With all fish either industrially farmed or taken from the wild, we ask whether there are any sustainable and ethical ways to eat fish.
industrial Fishing Is Killing Our Oceans
Kendall Jones, a research scientist at the Wildlife Conservation Society, stated that fishing, as well as run-off waste and chemicals from industrial farms, are the two most significant ways in which humans are negatively impacting ocean ecosystems. These harmful activities coupled with the influx of plastic pollution, 46 percent of which comes from fishing nets, are devastating oceanic life. As a result, just 13 percent of the world’s oceans remain untouched by the damaging impacts of humanity.
Those who supply our demand for fish haul up to 2.2 trillion animals from the ocean each year by means that are incredibly damaging to all forms of ocean life. Almost all of the wild-caught fish we eat today comes to us by way of longlining, beam or bottom trawling. Whilst subjecting fish to a slow and distressing death, usually by suffocation, the indiscriminate nature of these modern fishing techniques means that hundreds of other species are also inevitably killed in the process.
Today, for every 10 tuna, sharks, and other large predatory fish that were in our oceans 50 to 100 years ago, only one is left and that’s because we eat fish. If we continue, scientists predict that every species of wild fish—from tuna to sardines—will collapse by the year 2050.
FISH FARMNG IS FACTORY FARMING
As the ocean populations dwindle, so industrial farmers have set up intensive fish farms to keep their profits flowing. But fish belong in the vast ocean, not crammed into industrial systems where they are denied their natural habitats and food sources, and cannot express their natural behaviours.
Factory farming fish requires large amounts of chemicals to try and keep the animals alive within appalling conditions. But both these chemicals and the infestations they try to control escape the sea pens and harm the natural populations and the natural environment. There is nothing positive about fish farms.
we do not need fish to be Healthy
Fish contain omega 3 fatty acids, which is why some people think we need to eat them, but research shows that there are many other sources of omega 3 that have the same health benefits. When we eat walnuts, flax, and chia seeds we get all the goodness we need without all the dangerous elements of eating fish: the saturated fat and cholesterol, and the toxins including polychlorinated biphenyls (PCBs), dioxins, and mercury.
Fish Are Sentient Beings
It can be hard for us to imagine what a fish’s internal experience or perception might be like because they are so different from us. They live in another element, speak a language we cannot hear or understand, and we struggle to read their behaviour in the way we do with our wagging dogs and purring cats. Fish may not cluck, bleat, or squeal in terror the way a chicken, sheep, or pig headed for slaughter might. But they do suffer, and they do express their suffering. It’s just most of us do not know how to recognize the signs and, if we’re honest, perhaps we don’t really try to.
Fish Deserve Our Compassion
In response to substantial evidence gathered, fish biologists around the world now accept that fish do feel conscious pain, just like mammals and birds do. As with cats and dogs, we may never discover whether or not fish feel pain in exactly the same way we do, and yet there are parts of ourselves that we can recognize in fish—spines, pain receptors, endorphins, and all of the familiar pain reflexes—and these are the similarities that matter. Fish have the ability to feel pleasure and the ability to suffer, and so they ultimately deserve our compassion.
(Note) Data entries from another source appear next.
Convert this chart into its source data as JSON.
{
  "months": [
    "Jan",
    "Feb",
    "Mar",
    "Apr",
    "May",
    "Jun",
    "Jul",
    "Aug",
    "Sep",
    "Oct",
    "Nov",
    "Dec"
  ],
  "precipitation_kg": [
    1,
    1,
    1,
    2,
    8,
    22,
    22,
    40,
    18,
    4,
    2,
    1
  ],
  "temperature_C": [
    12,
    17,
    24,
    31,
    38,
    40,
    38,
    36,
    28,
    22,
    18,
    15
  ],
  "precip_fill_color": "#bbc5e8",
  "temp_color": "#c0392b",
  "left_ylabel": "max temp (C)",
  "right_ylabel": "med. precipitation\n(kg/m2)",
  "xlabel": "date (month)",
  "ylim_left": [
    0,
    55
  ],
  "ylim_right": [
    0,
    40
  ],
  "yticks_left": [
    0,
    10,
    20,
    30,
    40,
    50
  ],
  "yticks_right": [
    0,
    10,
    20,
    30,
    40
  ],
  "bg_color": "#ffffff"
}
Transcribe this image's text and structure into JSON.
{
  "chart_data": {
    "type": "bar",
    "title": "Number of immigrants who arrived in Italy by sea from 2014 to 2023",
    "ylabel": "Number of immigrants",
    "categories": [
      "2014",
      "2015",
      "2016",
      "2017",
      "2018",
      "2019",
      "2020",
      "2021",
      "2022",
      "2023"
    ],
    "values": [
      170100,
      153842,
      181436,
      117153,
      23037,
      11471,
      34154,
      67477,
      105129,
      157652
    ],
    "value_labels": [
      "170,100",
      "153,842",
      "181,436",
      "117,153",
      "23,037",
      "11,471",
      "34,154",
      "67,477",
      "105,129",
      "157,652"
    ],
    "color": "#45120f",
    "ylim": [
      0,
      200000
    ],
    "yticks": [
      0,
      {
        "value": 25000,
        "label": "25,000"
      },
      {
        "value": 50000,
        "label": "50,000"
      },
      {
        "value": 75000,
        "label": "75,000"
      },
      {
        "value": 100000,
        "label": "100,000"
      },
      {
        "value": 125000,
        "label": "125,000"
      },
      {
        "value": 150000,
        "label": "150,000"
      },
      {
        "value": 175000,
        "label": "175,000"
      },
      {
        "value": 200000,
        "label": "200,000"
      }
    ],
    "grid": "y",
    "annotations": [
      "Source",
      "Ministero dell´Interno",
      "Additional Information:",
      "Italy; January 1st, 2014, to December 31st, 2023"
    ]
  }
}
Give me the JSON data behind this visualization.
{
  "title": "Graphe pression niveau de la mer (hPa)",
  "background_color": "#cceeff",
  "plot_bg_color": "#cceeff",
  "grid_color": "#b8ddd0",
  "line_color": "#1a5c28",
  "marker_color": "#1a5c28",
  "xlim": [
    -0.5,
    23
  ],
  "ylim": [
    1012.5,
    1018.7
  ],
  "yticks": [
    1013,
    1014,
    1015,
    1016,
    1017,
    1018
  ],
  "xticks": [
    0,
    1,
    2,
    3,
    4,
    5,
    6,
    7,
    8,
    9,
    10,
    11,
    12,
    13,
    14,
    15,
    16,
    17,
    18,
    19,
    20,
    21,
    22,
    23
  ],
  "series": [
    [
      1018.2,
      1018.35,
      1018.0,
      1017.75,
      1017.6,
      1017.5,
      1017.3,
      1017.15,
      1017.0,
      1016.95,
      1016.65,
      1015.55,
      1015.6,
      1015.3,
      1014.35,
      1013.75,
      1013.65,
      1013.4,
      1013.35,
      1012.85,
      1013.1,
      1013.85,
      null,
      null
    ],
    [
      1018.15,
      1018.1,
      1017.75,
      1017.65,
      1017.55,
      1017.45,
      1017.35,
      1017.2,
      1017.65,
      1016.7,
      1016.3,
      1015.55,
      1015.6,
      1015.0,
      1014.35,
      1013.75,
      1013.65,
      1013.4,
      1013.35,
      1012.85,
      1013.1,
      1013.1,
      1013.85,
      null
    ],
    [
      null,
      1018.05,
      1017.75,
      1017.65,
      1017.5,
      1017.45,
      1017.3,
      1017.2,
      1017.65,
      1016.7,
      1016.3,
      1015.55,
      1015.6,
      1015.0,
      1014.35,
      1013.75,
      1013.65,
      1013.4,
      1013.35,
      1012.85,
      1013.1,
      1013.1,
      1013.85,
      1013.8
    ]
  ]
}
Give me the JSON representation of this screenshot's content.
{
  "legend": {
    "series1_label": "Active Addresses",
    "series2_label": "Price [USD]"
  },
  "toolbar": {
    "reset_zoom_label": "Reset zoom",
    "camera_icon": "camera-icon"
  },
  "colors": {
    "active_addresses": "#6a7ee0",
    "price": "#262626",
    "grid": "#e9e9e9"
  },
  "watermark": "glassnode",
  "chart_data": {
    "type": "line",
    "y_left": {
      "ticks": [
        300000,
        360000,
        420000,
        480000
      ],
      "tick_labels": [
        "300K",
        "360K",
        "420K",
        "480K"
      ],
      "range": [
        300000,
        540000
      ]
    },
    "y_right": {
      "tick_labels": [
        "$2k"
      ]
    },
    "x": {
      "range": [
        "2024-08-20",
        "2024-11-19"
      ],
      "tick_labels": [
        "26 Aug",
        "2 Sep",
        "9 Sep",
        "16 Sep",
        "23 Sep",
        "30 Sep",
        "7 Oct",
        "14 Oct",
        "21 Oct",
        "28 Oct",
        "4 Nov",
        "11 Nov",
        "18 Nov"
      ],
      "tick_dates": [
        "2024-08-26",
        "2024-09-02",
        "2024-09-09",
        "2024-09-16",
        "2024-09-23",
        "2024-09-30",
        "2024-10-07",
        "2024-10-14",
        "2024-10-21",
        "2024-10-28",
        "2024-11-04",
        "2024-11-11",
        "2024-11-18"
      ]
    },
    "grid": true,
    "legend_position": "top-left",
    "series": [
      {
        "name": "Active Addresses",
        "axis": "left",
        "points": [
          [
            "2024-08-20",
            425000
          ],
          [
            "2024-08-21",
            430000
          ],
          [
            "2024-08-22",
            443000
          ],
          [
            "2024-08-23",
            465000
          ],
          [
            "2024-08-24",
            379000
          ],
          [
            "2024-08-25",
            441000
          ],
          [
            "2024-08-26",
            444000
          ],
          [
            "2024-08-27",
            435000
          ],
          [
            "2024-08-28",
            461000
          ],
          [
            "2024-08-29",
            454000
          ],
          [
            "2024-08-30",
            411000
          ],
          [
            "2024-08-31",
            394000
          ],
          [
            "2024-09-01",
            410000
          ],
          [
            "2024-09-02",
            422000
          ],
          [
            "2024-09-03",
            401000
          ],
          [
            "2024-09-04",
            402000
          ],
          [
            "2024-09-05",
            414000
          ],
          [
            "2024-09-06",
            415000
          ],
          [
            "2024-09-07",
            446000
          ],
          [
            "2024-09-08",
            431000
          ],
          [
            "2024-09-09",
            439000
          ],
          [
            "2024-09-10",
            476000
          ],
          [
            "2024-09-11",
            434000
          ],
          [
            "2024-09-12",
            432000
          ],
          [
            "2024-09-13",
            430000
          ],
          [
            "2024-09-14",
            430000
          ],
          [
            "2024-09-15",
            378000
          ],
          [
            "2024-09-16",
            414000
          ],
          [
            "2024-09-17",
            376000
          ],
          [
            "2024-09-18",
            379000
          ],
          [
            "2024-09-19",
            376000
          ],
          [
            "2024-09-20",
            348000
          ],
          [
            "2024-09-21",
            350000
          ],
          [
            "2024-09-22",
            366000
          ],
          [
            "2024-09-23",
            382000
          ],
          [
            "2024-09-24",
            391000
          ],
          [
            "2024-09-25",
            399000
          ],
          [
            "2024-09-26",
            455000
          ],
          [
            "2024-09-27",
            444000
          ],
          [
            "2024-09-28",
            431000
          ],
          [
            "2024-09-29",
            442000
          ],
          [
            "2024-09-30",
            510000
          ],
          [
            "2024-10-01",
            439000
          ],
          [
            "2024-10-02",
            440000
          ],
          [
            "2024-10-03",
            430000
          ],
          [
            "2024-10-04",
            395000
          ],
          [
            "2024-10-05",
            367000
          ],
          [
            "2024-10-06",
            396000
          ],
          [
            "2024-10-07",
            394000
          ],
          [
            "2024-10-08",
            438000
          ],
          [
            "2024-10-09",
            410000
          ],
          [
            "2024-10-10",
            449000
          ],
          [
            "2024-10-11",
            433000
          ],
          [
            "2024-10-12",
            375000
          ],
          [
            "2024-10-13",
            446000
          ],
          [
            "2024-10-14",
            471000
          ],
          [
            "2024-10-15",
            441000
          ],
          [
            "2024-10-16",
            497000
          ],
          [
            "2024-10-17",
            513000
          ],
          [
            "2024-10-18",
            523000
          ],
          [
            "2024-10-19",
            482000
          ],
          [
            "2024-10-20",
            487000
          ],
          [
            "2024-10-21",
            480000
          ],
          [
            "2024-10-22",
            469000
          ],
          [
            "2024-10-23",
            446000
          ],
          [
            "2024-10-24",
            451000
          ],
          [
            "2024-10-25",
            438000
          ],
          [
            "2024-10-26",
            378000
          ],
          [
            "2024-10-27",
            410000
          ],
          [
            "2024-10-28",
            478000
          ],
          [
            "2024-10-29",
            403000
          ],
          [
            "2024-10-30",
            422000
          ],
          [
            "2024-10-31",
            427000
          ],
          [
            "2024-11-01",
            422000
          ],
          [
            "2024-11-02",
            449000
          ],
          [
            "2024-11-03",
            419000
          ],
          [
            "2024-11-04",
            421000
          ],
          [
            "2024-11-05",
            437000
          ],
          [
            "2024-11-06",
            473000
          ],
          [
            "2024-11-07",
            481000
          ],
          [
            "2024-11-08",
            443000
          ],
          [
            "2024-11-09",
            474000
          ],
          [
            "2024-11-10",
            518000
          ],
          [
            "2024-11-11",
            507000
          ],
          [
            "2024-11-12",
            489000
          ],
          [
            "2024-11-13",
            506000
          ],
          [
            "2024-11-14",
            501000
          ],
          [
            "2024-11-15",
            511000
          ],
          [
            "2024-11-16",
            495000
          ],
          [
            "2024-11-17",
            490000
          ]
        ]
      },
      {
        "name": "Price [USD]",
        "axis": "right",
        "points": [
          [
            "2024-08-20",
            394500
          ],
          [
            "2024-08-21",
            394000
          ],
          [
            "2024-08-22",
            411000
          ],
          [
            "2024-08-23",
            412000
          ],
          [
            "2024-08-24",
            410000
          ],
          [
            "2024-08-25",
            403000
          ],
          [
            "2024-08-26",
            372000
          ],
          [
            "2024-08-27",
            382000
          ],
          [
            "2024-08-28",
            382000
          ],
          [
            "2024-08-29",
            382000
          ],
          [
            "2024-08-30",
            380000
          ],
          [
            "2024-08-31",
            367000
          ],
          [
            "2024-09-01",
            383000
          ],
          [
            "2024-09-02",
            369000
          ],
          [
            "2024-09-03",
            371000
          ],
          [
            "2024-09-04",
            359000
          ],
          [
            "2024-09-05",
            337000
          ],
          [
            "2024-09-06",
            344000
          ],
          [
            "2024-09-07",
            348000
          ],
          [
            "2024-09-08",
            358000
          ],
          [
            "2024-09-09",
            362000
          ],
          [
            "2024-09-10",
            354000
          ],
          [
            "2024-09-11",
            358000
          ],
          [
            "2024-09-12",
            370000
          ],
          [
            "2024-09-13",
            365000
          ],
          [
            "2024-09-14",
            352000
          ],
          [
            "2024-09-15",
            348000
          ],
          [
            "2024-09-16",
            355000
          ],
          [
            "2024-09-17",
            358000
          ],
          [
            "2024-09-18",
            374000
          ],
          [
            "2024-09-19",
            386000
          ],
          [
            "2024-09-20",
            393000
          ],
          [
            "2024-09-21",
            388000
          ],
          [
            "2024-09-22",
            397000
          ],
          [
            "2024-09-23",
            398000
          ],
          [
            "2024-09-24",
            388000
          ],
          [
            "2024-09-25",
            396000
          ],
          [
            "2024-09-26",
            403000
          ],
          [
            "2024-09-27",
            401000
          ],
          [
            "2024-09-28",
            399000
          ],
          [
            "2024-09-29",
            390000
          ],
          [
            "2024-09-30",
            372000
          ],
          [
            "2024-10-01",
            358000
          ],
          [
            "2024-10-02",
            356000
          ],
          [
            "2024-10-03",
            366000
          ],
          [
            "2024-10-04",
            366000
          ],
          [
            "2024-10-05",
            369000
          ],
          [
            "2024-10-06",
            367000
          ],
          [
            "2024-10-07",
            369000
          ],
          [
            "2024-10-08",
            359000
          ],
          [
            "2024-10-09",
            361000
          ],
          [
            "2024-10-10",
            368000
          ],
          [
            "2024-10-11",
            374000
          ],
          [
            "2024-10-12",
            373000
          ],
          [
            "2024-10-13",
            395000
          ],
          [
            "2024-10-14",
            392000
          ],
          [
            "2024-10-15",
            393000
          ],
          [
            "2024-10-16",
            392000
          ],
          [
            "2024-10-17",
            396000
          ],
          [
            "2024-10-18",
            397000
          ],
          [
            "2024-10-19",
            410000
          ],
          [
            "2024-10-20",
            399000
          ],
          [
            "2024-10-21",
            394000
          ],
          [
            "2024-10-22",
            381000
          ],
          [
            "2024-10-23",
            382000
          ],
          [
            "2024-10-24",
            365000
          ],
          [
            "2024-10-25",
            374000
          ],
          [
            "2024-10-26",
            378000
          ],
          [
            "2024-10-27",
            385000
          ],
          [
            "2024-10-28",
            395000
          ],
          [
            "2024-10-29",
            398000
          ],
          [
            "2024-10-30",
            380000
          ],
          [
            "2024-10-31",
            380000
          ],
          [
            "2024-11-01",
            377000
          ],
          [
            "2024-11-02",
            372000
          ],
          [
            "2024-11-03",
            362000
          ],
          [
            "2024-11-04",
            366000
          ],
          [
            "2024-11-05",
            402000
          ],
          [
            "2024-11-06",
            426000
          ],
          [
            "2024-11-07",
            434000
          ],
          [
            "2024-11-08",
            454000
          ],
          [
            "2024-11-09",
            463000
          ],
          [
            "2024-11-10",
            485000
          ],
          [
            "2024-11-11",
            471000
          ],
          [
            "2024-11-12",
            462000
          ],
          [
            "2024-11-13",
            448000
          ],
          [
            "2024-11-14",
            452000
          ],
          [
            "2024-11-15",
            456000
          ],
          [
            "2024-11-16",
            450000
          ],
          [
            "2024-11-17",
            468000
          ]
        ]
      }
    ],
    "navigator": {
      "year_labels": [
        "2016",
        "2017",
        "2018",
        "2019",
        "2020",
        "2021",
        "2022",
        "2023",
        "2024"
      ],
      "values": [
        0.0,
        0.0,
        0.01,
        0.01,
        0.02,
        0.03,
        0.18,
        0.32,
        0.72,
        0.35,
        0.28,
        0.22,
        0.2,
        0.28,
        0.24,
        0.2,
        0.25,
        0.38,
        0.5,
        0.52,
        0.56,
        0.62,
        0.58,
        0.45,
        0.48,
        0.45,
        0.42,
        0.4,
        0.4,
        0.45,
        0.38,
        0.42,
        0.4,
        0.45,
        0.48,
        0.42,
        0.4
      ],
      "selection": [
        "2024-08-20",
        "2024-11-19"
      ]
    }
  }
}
In his bestselling book Eating Animals, Jonathan Safran Foer asks some very important questions about the morality of eating fish.
“Is the suffering of a drawn-out death something that is cruel to inflict on any animal that can experience it, or just some animals? Just how distant are fish from us in the scheme of life? Is it a chasm or a tree that defines the distance? If we were to one day encounter a form of life more powerful and intelligent than our own and it regarded us as we regard fish, what would our argument be against being eaten? The lives of billions of animals a year and the health of the largest ecosystem on our planet [our oceans] hang on the thinly reasoned answers we give to these questions.”